1 Ekim’de TBMM’nin yeni yasama yılının açılışında Devlet Bahçeli’nin, terörist dediği ve kapatılmasını istediği DEM Parti’nin eş başkanı Tuncer Bakırhan’ın elini sıkması ile başlayan sürecin önemli olduğunu bilmekle birlikte, evrilebileceği noktaları tahmin etmemiz çok mümkün görünmüyordu.
İlerleyen günlerde MHP genel başkanı tüm sağlık sorunlarına rağmen “Türk’ün Kürt’e, Kürt’ün Türk’e hürmet, muhabbet ve bağlılığı çerçevesinde PKK’nın kurucu önderi Abdullah Öcalan’a, teşekkür edip şükranlarını” sundu.
Bebek katili Öcalan, artık kurucu önderdi!
Bahçeli’nin düşünce dünyasında yaşanan bu dönüşüm bir gecede ortaya çıkmadı. Onun yaşadığı “bilinç sıçraması”nın istihzaya düşmeden değerlendirilmesi devrimci politikanın ilgi alanı içindedir. Maddi gerçekliğin sadece düşmanı değil eli ve aklı silahlı devrimci güçleri de dönüşüme zorlayan bir gücü olduğunu bilmek Marksist politikanın en temel ilkesidir.

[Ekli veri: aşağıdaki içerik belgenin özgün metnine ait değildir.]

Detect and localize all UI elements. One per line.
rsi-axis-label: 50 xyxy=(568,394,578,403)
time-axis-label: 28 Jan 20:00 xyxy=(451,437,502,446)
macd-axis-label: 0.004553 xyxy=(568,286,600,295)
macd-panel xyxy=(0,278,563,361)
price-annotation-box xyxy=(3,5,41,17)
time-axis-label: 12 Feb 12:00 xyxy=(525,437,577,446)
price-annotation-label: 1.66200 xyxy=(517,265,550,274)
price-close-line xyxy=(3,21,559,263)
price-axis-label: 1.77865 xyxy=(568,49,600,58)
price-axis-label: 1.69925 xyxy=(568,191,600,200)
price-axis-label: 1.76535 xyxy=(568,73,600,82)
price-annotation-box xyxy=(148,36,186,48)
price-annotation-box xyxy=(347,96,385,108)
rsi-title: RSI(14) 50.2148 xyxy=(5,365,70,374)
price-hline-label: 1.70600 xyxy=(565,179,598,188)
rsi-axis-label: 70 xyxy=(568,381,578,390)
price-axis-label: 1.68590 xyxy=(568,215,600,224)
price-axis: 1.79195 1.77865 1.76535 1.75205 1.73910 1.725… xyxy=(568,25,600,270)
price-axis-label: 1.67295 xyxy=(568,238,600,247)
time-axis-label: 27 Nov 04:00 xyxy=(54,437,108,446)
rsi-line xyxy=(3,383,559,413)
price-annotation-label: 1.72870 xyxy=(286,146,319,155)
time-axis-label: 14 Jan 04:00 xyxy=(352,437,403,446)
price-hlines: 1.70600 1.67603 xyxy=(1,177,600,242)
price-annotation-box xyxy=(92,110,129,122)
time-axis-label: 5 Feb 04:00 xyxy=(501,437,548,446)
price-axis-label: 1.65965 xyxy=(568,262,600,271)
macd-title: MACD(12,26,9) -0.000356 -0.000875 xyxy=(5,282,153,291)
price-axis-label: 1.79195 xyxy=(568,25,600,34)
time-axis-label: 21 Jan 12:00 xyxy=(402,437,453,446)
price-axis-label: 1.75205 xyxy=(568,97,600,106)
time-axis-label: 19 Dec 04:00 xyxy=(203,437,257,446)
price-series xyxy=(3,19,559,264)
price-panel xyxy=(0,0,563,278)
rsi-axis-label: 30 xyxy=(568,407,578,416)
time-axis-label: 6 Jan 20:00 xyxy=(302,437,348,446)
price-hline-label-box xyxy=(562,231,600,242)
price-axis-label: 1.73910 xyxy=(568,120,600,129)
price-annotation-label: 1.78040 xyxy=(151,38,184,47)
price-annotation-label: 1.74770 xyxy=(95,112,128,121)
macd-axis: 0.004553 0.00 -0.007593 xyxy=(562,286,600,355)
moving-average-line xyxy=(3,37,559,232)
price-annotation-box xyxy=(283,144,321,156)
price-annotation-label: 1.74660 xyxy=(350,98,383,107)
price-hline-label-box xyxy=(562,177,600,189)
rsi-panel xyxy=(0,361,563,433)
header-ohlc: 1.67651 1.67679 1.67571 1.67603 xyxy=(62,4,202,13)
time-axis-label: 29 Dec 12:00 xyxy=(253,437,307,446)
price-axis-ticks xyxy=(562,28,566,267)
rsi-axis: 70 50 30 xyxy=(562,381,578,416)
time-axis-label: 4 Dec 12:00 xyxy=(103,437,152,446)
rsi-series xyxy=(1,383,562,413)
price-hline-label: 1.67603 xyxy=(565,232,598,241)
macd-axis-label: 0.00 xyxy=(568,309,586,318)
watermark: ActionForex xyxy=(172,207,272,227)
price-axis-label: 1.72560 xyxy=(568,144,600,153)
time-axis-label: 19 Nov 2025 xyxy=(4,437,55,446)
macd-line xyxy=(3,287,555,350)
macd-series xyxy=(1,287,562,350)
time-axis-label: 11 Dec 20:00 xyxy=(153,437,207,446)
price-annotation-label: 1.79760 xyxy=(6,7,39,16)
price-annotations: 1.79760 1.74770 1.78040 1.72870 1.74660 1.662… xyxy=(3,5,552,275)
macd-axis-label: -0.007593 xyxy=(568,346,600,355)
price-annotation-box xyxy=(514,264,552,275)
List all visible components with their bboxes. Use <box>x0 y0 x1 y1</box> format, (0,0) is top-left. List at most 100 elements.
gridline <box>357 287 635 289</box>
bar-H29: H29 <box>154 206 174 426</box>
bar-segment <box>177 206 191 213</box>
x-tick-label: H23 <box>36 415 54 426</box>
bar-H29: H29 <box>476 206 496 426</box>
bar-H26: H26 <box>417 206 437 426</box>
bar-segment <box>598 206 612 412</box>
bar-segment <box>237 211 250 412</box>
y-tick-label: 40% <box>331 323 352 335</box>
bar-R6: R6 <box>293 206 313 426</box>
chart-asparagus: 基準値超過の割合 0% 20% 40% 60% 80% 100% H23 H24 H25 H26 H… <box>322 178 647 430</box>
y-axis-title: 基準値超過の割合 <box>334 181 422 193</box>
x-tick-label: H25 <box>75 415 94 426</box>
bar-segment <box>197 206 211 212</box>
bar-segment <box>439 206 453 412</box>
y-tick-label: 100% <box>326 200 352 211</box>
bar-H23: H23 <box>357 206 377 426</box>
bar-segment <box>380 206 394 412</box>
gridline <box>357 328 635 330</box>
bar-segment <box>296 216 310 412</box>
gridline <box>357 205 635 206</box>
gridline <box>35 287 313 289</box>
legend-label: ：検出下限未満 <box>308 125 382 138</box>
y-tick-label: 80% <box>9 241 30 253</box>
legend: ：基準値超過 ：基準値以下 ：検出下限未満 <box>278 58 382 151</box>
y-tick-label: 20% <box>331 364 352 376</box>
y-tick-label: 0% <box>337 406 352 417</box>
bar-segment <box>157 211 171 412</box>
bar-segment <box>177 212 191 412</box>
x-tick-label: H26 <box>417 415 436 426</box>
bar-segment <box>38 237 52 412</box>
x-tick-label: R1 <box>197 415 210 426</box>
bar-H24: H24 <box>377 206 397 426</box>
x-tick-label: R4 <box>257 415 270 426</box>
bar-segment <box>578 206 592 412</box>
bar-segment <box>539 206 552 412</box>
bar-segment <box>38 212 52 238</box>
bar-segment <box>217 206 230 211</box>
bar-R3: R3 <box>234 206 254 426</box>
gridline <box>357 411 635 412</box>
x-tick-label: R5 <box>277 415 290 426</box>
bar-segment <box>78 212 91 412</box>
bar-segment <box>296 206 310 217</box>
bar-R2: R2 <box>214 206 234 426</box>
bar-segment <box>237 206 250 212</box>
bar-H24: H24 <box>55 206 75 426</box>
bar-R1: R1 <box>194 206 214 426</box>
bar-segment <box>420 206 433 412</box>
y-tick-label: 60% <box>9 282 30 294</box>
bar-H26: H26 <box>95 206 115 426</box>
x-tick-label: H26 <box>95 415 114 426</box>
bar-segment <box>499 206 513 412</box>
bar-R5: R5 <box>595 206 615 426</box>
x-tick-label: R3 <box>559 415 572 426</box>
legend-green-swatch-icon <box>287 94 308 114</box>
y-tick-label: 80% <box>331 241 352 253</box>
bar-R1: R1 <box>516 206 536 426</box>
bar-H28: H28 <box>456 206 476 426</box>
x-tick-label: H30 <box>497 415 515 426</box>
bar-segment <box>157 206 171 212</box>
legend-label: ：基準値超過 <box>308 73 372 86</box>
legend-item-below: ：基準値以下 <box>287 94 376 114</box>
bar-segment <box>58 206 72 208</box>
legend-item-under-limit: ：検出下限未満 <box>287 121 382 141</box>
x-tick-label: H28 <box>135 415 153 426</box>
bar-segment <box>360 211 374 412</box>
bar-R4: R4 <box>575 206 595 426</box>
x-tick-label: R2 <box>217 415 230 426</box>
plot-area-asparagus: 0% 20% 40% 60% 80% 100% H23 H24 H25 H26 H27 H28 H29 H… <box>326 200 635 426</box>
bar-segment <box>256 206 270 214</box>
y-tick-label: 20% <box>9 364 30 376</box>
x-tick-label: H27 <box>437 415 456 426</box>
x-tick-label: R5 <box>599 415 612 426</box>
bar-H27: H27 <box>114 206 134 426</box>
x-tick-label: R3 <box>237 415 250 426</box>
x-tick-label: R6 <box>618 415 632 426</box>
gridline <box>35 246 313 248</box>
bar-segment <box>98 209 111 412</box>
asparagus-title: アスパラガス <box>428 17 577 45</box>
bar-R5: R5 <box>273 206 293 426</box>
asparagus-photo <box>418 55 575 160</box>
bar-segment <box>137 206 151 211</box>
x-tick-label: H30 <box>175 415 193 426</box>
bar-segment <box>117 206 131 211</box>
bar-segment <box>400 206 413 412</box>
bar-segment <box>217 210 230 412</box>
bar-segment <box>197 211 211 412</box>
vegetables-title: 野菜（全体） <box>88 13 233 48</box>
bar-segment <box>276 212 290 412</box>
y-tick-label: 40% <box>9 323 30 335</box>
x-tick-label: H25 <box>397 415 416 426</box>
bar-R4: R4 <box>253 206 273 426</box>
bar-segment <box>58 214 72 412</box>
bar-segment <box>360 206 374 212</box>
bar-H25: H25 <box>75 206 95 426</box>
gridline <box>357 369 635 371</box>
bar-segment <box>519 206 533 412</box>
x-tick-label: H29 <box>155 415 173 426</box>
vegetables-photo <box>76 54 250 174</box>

Politik eyleyiş güç ilişkileri üzerine kuruludur. Gerçek bir politik gücün, verili bir an’da, hareket halinde bulunan diğer güçlerin yönelimlerini, bu güçlerle olan karşılaşmalarını ve çarpışmalarını, bu karşılaşma ve çarpışmaların yaratabileceği örtüşmeleri ve ayrışmaları, karşıt güçlerin tarihsel eğilimlerini ve gerilimlerini gözetmesi zorunludur. Kaotik bir evrenin politik bir zihince anlaşılabilmesi, bundan gerçek sonuçlar çıkararak yönelimlerin belirlenmesi ve uygun pozisyonların alınması materyalist bir soyutlama faaliyetinin sonucudur. Politik öznenin uygun sonuçlara varabilmesi gerçek dünyayla kurduğu nesnel sürecin tamamen materyalistçe kavranmasından geçer.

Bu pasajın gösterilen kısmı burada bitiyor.